- Born: 1943 Scotland
- Died: 5 December 2007 (age 64) Perth, Scotland
- Cause of death: Accident
- Occupation: Businessman
- Known for: A founder of Stagecoach Group

= Robin Gloag =

British businessman (1943–2007)

Robin Nicol Gloag (1943 - 5 December 2007) was a British person who was one of the founders, with Brian Souter and Ann Gloag, of Stagecoach Group, one of the UK's largest transport businesses.

==Life==
On leaving school, Robin Gloag initially worked as a petrol station manager.

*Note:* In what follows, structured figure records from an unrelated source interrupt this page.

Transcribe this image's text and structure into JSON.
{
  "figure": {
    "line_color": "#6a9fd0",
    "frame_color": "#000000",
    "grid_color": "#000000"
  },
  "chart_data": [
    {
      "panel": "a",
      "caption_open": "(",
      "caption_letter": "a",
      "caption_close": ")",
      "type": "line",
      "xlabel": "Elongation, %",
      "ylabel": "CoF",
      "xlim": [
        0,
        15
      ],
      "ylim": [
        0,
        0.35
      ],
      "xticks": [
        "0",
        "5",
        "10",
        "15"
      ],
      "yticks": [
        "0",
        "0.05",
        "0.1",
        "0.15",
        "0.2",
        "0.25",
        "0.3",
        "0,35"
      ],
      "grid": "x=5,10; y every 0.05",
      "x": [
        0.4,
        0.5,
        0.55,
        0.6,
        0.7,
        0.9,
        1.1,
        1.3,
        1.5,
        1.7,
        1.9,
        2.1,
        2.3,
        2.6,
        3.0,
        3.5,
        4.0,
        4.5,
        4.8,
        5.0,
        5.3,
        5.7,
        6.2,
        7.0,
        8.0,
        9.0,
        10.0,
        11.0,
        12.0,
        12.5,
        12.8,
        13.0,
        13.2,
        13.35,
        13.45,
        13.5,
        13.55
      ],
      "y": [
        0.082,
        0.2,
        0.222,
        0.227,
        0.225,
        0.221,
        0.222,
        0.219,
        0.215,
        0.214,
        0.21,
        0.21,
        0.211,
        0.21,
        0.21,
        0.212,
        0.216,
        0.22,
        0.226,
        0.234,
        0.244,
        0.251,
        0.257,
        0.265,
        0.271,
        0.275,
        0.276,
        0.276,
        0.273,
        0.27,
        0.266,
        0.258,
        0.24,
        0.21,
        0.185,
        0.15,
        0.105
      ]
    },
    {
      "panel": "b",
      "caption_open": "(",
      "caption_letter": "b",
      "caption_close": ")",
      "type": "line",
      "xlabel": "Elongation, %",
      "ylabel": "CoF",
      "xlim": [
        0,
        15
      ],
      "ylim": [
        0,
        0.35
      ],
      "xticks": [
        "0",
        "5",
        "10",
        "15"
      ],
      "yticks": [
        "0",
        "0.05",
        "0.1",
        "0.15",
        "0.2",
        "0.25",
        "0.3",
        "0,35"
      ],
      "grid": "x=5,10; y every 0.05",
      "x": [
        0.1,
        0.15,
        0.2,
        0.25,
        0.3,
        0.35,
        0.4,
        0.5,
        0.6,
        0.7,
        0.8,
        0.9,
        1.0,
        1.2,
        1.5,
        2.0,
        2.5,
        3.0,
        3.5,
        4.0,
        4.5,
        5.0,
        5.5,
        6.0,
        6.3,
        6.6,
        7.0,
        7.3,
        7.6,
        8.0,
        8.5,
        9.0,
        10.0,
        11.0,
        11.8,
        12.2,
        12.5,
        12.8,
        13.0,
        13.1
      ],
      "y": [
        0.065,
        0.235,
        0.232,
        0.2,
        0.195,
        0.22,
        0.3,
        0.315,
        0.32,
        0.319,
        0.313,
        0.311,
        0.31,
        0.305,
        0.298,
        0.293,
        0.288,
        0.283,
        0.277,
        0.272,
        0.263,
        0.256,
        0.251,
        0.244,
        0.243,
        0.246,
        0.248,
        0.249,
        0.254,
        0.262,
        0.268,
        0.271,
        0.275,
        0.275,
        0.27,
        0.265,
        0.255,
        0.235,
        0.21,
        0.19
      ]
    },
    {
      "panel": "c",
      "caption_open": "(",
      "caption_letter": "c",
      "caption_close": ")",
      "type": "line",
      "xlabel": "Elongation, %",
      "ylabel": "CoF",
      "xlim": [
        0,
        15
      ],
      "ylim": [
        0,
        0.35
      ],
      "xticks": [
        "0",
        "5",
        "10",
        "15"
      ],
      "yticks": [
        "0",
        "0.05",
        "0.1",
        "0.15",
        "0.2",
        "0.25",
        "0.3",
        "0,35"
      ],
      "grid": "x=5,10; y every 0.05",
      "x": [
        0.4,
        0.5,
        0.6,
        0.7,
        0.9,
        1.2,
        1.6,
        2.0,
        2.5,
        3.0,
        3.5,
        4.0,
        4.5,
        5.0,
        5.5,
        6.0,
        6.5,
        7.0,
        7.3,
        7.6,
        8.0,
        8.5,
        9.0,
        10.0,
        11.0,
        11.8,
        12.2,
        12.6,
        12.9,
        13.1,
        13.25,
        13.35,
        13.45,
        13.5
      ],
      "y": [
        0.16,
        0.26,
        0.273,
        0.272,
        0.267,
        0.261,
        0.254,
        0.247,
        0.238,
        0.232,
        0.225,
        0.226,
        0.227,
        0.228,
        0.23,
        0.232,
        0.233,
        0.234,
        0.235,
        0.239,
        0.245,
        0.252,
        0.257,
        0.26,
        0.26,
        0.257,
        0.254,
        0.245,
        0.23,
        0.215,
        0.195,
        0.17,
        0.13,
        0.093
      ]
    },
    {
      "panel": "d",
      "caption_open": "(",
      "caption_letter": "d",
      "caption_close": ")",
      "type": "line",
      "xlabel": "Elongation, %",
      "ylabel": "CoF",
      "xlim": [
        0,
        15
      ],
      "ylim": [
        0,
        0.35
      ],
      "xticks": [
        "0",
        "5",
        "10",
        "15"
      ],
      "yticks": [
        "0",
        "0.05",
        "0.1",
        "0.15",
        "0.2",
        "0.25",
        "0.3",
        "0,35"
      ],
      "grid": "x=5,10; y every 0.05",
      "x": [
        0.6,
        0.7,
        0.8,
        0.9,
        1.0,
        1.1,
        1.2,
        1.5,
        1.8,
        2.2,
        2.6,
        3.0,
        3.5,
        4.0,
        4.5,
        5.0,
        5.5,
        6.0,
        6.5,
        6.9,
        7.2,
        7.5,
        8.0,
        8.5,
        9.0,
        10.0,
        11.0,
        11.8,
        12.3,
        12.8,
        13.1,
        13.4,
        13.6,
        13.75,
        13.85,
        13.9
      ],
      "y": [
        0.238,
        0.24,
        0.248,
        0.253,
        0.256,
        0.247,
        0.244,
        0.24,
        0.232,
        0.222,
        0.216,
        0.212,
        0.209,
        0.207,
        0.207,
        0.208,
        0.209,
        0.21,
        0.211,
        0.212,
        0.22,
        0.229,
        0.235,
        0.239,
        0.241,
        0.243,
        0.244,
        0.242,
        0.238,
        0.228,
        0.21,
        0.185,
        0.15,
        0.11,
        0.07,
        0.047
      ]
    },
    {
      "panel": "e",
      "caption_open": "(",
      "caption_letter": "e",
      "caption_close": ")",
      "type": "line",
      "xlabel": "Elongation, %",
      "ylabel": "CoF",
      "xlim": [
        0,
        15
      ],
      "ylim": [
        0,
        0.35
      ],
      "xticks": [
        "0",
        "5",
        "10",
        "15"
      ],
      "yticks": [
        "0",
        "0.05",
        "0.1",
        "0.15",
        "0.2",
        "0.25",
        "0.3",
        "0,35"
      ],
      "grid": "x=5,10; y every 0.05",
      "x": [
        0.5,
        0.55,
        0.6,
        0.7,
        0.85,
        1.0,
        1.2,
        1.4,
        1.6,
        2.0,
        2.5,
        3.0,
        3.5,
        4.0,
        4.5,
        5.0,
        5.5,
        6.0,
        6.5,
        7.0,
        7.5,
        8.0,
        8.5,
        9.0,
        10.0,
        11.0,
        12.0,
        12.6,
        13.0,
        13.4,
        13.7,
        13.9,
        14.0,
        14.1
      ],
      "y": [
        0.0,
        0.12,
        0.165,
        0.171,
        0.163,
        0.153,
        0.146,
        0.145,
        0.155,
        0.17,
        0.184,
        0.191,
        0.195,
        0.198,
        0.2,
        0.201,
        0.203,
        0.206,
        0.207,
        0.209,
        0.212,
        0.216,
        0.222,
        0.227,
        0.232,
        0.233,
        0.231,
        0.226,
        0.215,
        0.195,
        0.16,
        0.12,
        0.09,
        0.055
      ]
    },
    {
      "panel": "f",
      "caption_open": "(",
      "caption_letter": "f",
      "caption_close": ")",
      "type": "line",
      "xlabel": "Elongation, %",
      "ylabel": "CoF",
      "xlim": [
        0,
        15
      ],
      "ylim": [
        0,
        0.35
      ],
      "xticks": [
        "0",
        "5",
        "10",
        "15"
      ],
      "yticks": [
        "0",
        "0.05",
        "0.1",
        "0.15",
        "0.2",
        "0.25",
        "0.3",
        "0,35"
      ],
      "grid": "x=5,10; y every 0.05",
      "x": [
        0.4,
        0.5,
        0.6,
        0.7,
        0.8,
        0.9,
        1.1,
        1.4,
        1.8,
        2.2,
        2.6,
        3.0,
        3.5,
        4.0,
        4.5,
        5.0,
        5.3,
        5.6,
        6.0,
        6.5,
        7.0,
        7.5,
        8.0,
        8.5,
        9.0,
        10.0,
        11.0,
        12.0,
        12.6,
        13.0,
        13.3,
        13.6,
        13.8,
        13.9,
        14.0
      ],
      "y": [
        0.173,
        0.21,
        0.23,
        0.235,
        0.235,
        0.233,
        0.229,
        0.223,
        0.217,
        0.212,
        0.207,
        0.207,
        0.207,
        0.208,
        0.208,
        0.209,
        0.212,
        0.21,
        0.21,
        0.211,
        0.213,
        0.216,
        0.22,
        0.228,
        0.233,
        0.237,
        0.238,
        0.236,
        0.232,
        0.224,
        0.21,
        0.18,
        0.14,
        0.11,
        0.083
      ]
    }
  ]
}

In 1980 he and his wife, Ann, bought two old buses and established their own bus business running services from Dundee to London: Robin acted as driver and maintenance man of what became Stagecoach Group.

He ceased active involvement in the firm and sold his shareholding in Stagecoach in 1983 with the collapse of his marriage to Ann. Robin founded Highwayman Coaches of Errol, Scotland the same year.

Gloag was killed in a car crash in December 2007. The car he was driving left the road and overturned in a field near Perth. No other vehicles were involved in the accident. He was pronounced dead at the scene.

==Family==
Robin was married twice, first to Ann, and later to Shirley.

In 1999, Robin and Ann Gloag's son, Jonathan (aged 28), died by suicide in Perthshire. Jonathan Gloag was married at the time of his death to the former Sarah McCleary, the daughter of Ann Gloag's second husband, David McCleary.